Hassan Shire Sheikh, Uganda-based coordinator of the African Human Rights Defenders Project at York University, said it was difficult to come up with "meaningful information" about the presence of Canadians in the executive and military wing of the Islamic Courts.

 

"According to a little information available to me ... there are a good number of Somalis with various Western naturalized citizenships within the rank and the file of the ICU, and [that] may warrant more systematic investigations."

 

A source in Mogadishu said there were Canadians in the Islamic Courts movement. "Some of the ICU members are mixed, Somali-American, Somali-Canadian.
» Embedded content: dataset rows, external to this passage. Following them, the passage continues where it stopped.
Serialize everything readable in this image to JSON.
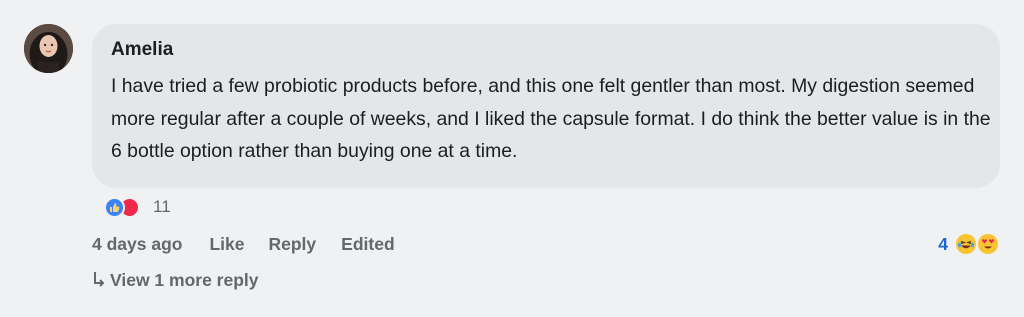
{
  "comment": {
    "author": "Amelia",
    "text": "I have tried a few probiotic products before, and this one felt gentler than most. My digestion seemed more regular after a couple of weeks, and I liked the capsule format. I do think the better value is in the 6 bottle option rather than buying one at a time.",
    "reaction_count": "11",
    "reaction_icons": [
      "like-icon",
      "love-icon"
    ]
  },
  "actions": {
    "timestamp": "4 days ago",
    "like_label": "Like",
    "reply_label": "Reply",
    "edited_label": "Edited"
  },
  "replies": {
    "reaction_count": "4",
    "reaction_icons": [
      "laughing-emoji-icon",
      "heart-eyes-emoji-icon"
    ],
    "view_more_label": "View 1 more reply"
  },
  "colors": {
    "background": "#f0f1f3",
    "bubble": "#e4e6ea",
    "link_blue": "#1e63d6",
    "muted_text": "#65676b"
  }
}
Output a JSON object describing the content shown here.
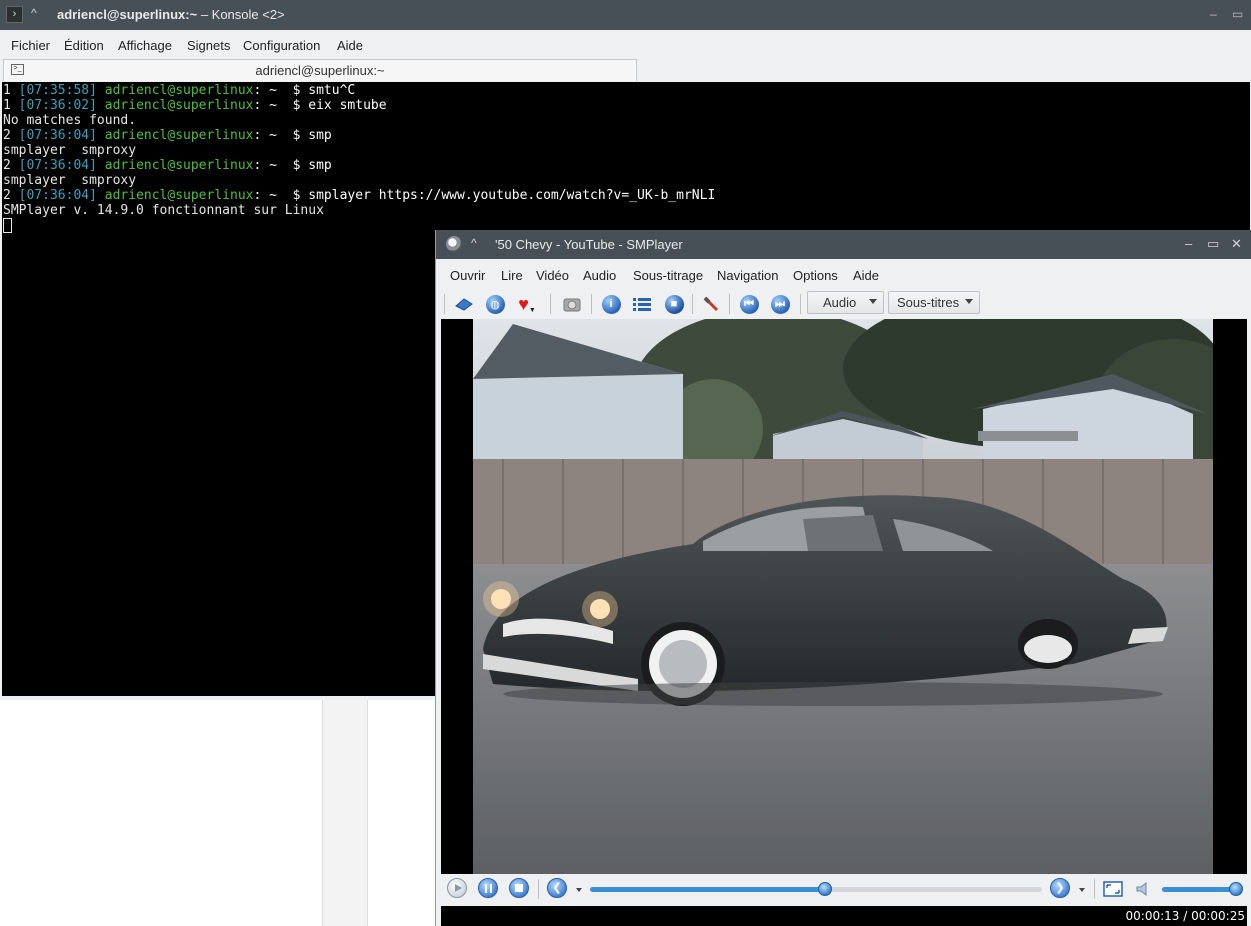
{
  "konsole": {
    "title_user": "adriencl@superlinux:~",
    "title_app": " – Konsole ",
    "title_tab_count": "<2>",
    "menu": [
      "Fichier",
      "Édition",
      "Affichage",
      "Signets",
      "Configuration",
      "Aide"
    ],
    "tab_label": "adriencl@superlinux:~",
    "terminal_lines": [
      {
        "num": "1",
        "time": "[07:35:58]",
        "user": "adriencl@superlinux",
        "sep": ": ~  $ ",
        "cmd": "smtu^C"
      },
      {
        "num": "1",
        "time": "[07:36:02]",
        "user": "adriencl@superlinux",
        "sep": ": ~  $ ",
        "cmd": "eix smtube"
      },
      {
        "output": "No matches found."
      },
      {
        "num": "2",
        "time": "[07:36:04]",
        "user": "adriencl@superlinux",
        "sep": ": ~  $ ",
        "cmd": "smp"
      },
      {
        "output": "smplayer  smproxy"
      },
      {
        "num": "2",
        "time": "[07:36:04]",
        "user": "adriencl@superlinux",
        "sep": ": ~  $ ",
        "cmd": "smp"
      },
      {
        "output": "smplayer  smproxy"
      },
      {
        "num": "2",
        "time": "[07:36:04]",
        "user": "adriencl@superlinux",
        "sep": ": ~  $ ",
        "cmd": "smplayer https://www.youtube.com/watch?v=_UK-b_mrNLI"
      },
      {
        "output": "SMPlayer v. 14.9.0 fonctionnant sur Linux"
      }
    ]
  },
  "smplayer": {
    "title": "'50 Chevy - YouTube - SMPlayer",
    "menu": [
      "Ouvrir",
      "Lire",
      "Vidéo",
      "Audio",
      "Sous-titrage",
      "Navigation",
      "Options",
      "Aide"
    ],
    "toolbar": {
      "audio_label": "Audio",
      "subtitles_label": "Sous-titres"
    },
    "progress_fraction": 0.52,
    "volume_fraction": 0.98,
    "time_display": "00:00:13 / 00:00:25"
  }
}
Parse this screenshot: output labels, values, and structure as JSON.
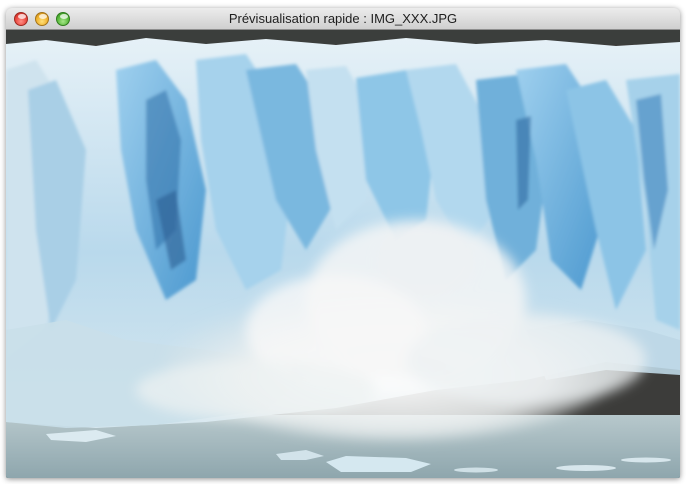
{
  "window": {
    "title": "Prévisualisation rapide : IMG_XXX.JPG",
    "controls": {
      "close": "close-icon",
      "minimize": "minimize-icon",
      "zoom": "zoom-icon"
    }
  },
  "preview": {
    "subject": "glacier-calving-photo"
  },
  "colors": {
    "ice_light": "#dfeef7",
    "ice_blue": "#7fbde0",
    "ice_deep": "#3d8cc6",
    "water": "#9fb6bd",
    "spray": "#f2f4f4"
  }
}
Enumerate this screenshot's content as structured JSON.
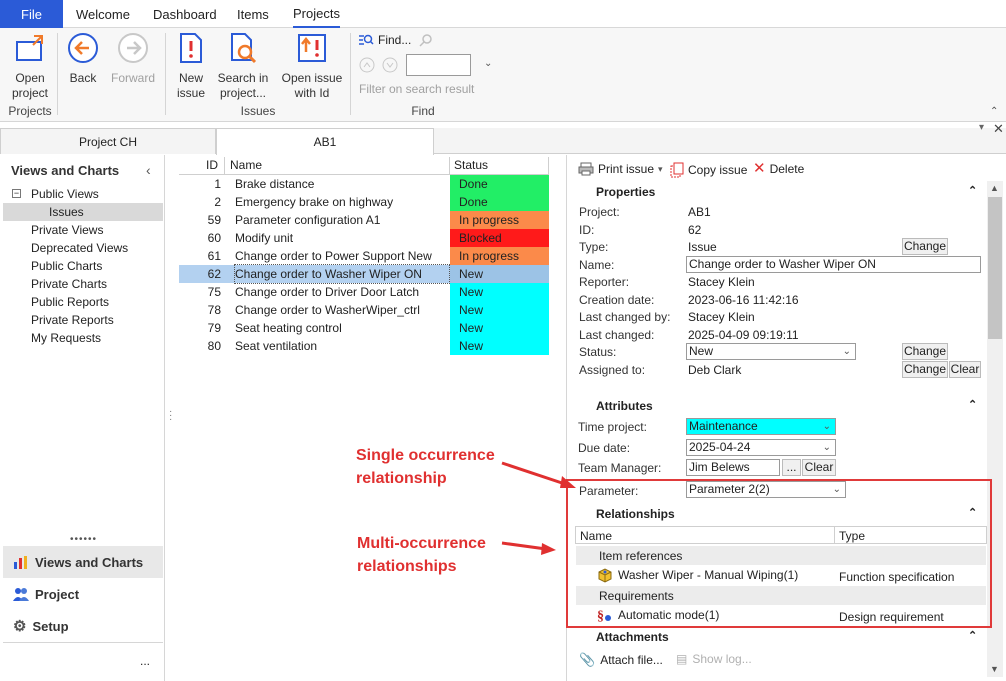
{
  "menu": {
    "file": "File",
    "tabs": [
      "Welcome",
      "Dashboard",
      "Items",
      "Projects"
    ]
  },
  "ribbon": {
    "open_project": "Open project",
    "back": "Back",
    "forward": "Forward",
    "new_issue": "New issue",
    "search_in_project": "Search in project...",
    "open_issue_with_id": "Open issue with Id",
    "find": "Find...",
    "filter_on_search": "Filter on search result",
    "groups": {
      "projects": "Projects",
      "issues": "Issues",
      "find": "Find"
    }
  },
  "doc_tabs": [
    "Project CH",
    "AB1"
  ],
  "left_panel": {
    "title": "Views and Charts",
    "tree": [
      "Public Views",
      "Issues",
      "Private Views",
      "Deprecated Views",
      "Public Charts",
      "Private Charts",
      "Public Reports",
      "Private Reports",
      "My Requests"
    ],
    "nav": [
      "Views and Charts",
      "Project",
      "Setup"
    ],
    "more": "..."
  },
  "grid": {
    "headers": {
      "id": "ID",
      "name": "Name",
      "status": "Status"
    },
    "rows": [
      {
        "id": "1",
        "name": "Brake distance",
        "status": "Done",
        "color": "#22ee66"
      },
      {
        "id": "2",
        "name": "Emergency brake on highway",
        "status": "Done",
        "color": "#22ee66"
      },
      {
        "id": "59",
        "name": "Parameter configuration A1",
        "status": "In progress",
        "color": "#fb8a4a"
      },
      {
        "id": "60",
        "name": "Modify unit",
        "status": "Blocked",
        "color": "#ff1a1a"
      },
      {
        "id": "61",
        "name": "Change order to Power Support New",
        "status": "In progress",
        "color": "#fb8a4a"
      },
      {
        "id": "62",
        "name": "Change order to Washer Wiper ON",
        "status": "New",
        "color": "#9cc3e6"
      },
      {
        "id": "75",
        "name": "Change order to Driver Door Latch",
        "status": "New",
        "color": "#00ffff"
      },
      {
        "id": "78",
        "name": "Change order to WasherWiper_ctrl",
        "status": "New",
        "color": "#00ffff"
      },
      {
        "id": "79",
        "name": "Seat heating control",
        "status": "New",
        "color": "#00ffff"
      },
      {
        "id": "80",
        "name": "Seat ventilation",
        "status": "New",
        "color": "#00ffff"
      }
    ]
  },
  "issue_toolbar": {
    "print": "Print issue",
    "copy": "Copy issue",
    "delete": "Delete"
  },
  "properties": {
    "title": "Properties",
    "project_label": "Project:",
    "project": "AB1",
    "id_label": "ID:",
    "id": "62",
    "type_label": "Type:",
    "type": "Issue",
    "name_label": "Name:",
    "name": "Change order to Washer Wiper ON",
    "reporter_label": "Reporter:",
    "reporter": "Stacey Klein",
    "created_label": "Creation date:",
    "created": "2023-06-16 11:42:16",
    "changed_by_label": "Last changed by:",
    "changed_by": "Stacey Klein",
    "changed_label": "Last changed:",
    "changed": "2025-04-09 09:19:11",
    "status_label": "Status:",
    "status": "New",
    "assigned_label": "Assigned to:",
    "assigned": "Deb Clark",
    "change": "Change",
    "clear": "Clear"
  },
  "attributes": {
    "title": "Attributes",
    "time_project_label": "Time project:",
    "time_project": "Maintenance",
    "due_label": "Due date:",
    "due": "2025-04-24",
    "team_manager_label": "Team Manager:",
    "team_manager": "Jim Belews",
    "parameter_label": "Parameter:",
    "parameter": "Parameter 2(2)",
    "dots": "...",
    "clear": "Clear"
  },
  "relationships": {
    "title": "Relationships",
    "col_name": "Name",
    "col_type": "Type",
    "groups": [
      {
        "label": "Item references",
        "item": "Washer Wiper - Manual Wiping(1)",
        "type": "Function specification"
      },
      {
        "label": "Requirements",
        "item": "Automatic mode(1)",
        "type": "Design requirement"
      }
    ]
  },
  "attachments": {
    "title": "Attachments",
    "attach": "Attach file...",
    "show_log": "Show log..."
  },
  "annotations": {
    "single": "Single occurrence relationship",
    "multi": "Multi-occurrence relationships"
  },
  "colors": {
    "accent": "#2b5bd7",
    "annotation": "#e03030",
    "cyan_field": "#00ffff"
  }
}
Primarily they are in the business sector," he said.

 

SOMALIA TIMELINE

 

1960: British and Italian parts of Somalia merge and gain independence.

 

1969: Muhammad Siad Barre comes to power in a coup.

 

1974: Widespread drought and starvation.

 

1991: Barre is ousted, warlords take over.

 

1992: U.S. Marines deploy to Mogadishu, paving the way for a UN peacekeeping force that includes Canadians.

 

1995: UN Peacekeepers leave.

 

1990s: Tens of thousands of Somalis take refuge in Canada.

 

2000: New government chosen.

 

2001: Another drought hits.

 

2004: A Transitional Government is chosen.

 

June 2006: Militias loyal to the Islamic Courts Union take control of Mogadishu and the south. A stand-off between the Transitional Government and Islamic Courts ensues.

 

September 2006: Suicide bomber tries to assassinate Interim President.

 

October 2006: Islamic Courts declare holy war against Ethiopia. UN orders staff out of areas held by Islamic Courts, citing death threats.

 

Ran with fact box "Somalia" which has been appended to the story.